Mehreen Ahmed

Mehreen Ahmed is an Australian novelist. Her historical fiction, The Pacifist, is a Drunken Druid’s Editor’s Choice. Gatherings, is nominated for the James Tait Black Prize for fiction. Her short and flash fiction have won in The Waterloo Short Story Festival, Cabinet-of-Heed stream-of-consciousness Challenge, shortlisted by Cogito Literary Journal Contest, shortlisted by Litteratuer RW for Litt Prize, finalist in the Fourth Adelaide Literary Award Contest. A Best of Cafelit 8,three-time nominated for The Best of the Net Awards, nominated for the Pushcart Prize Award. Also, critically acclaimed by Midwest Book Review, DD Magazine, The Wild Atlantic Book Club to name a few. She is contributing editor and jury to the KM Anthru International Prize of the Litterateur Redefining World Magazine and a featured writer for Flash Fiction North and Connotation Press. Her Toads on Lily Pads was curated by Cambridge Press on Muck Rack. She is widely published online and in anthologies. She has published eight books, and her works have been translated in German, Greek and Bangla. 

Her recent works are forthcoming in Litro Magazine and The Antonym.

gargoyles of the waves

In

Stream-Of-Consciousness

they come in trickles at first, the gargoyles of the waves. as the darkness closes in, the grey sky and the mist block the sunlight from entering. otherwise too bright if there had been no rain. it is far better, this event transpiring this way than blinding sunlight in which the eye of the cyclone blinks, the gargoyles shy away, the sun shoos it, and it must hide. midnight at 3:45, a wet afternoon. this incessant rainfall, the river starts to rise. it swells and its appetite doesn’t quell anytime soon. it sneaks into basements and on the foody roads to find its best hunt. the river rises at par with the death tolls. still, the rain is beautiful, and typically sings its lyrical non-phonetic lore—hhhh—tucket-tip-tip—tapping uniformly low—a bass note most likely on the pane, and the parapet above the window into the grounds below. 

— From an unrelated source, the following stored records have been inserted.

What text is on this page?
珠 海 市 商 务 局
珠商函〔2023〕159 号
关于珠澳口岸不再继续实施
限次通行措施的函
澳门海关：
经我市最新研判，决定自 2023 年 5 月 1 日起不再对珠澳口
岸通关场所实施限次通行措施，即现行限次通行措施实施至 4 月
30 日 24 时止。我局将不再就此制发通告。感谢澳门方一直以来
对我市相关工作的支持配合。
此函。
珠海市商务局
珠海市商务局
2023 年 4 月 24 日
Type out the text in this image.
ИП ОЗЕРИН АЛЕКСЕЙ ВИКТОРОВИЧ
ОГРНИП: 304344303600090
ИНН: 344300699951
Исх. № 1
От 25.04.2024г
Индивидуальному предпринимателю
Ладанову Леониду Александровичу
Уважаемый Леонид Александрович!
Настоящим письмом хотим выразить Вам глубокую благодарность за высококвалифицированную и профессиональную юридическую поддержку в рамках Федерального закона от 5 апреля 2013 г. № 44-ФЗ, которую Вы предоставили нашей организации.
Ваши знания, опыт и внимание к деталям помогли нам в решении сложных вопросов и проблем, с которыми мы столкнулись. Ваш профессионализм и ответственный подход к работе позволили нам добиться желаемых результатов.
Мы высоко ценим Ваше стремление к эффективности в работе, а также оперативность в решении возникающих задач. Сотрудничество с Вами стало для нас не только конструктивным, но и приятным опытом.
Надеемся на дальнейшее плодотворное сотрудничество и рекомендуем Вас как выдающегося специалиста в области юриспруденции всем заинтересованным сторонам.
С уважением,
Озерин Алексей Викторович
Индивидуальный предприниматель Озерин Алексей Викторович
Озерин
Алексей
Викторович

ground zero. in the pelting, the river is by now ubiquitous, pushing cars out of the way on the hot roads, not so hot anymore, to make way for more boats. boats sailing. boats, its first hunt was a boat which swerves and hits against a pole and tips upside down, sinking wholly, full-bodied and elongated straight into the river gut. debris and fallen jetties far-flung from its interlocking ties with the land and more on its way to set assail through the hinterland for the same destination—the gargoyle’s gut. people sweep away, petrified cattle and goats, still afloat, visibly out of breath, or even missing for days on end. God help them. this, a total disaster, mayhem on the streets, cars under the gargoyle’s grip almost halfway top-up. snaking into dwellings— most shocking scenarios, beds, TVs, and radios toing and froing on the top of its head. gargoyle of the waves, the rain brought it on. it doesn’t abate at all, seven days at a stretch, without any scratch on itself, a darkly dream by far. far too much water, ponding all around without any sign of a let-up.

then the premier decrees, to conserve water. not enough water to drink—jhum jhum jhim jhim heavy battering on leaves, ponds, and bamboo bush—the green, the sounds of the rain increase. it continues to please the gargoyles of the waves, to hear this music—a war drum they listen in. a clear war was upon the city with potholes, debris, fallen and live electric wire, broken branches on pointed roofs. the residents cannot dodge them like they cannot dodge bullets in a war zone. gargoyle’s war zone. watch the foggy whiteness from the vapid clouds, seedy raindrops sliding on the windows, piano playing almost a surrealistic tune on the radio. a woman practicing vocals next door, do re mi fa—mi mi fa fa re re, in a duet rim,rim, jhim, jhim, rim jhim, rim jhim, rhyming in the shadows of this overpowering strafe. swans frolick, basking on a grey heyday. rolling torrents performing a swan lake ballet in a classic movement of cresting and falling. also, some people swimming, scuba-diving, and surfing over the crazy crest. crazy coots they were to be risking it all, wavered the gargoyles in a banter.

full scale, two metres river rise, even two and a half metres maybe as it inches up in the morning’s high tide, a four metre to be sure—the sky crackles to disembowel itself of fifty-billion years of grief into fifty-billion droplets. sea foams all washed up bubbling on the beach like cluster chromosomes. sea gargoyles wavering across the ocean haze humming foghorn, fuming at a great speed on the collapsing shore. Who knows why? poseidon’s wrath, maybe that’s why?

but, the rain? the gargoyles like it the most—no, no do not go away. stay, stay until the river bed of debris has broken and melted away. until the last breath of thunder drums a war cry. which is when the cyclone screams will be silenced marking the victory of a gluttony’s rest. inseparably they dance, the makers of the floods are synchronised. wave movement wildly beautiful. who never drown. but ride high and dry. the gargoyles of the waves they’re.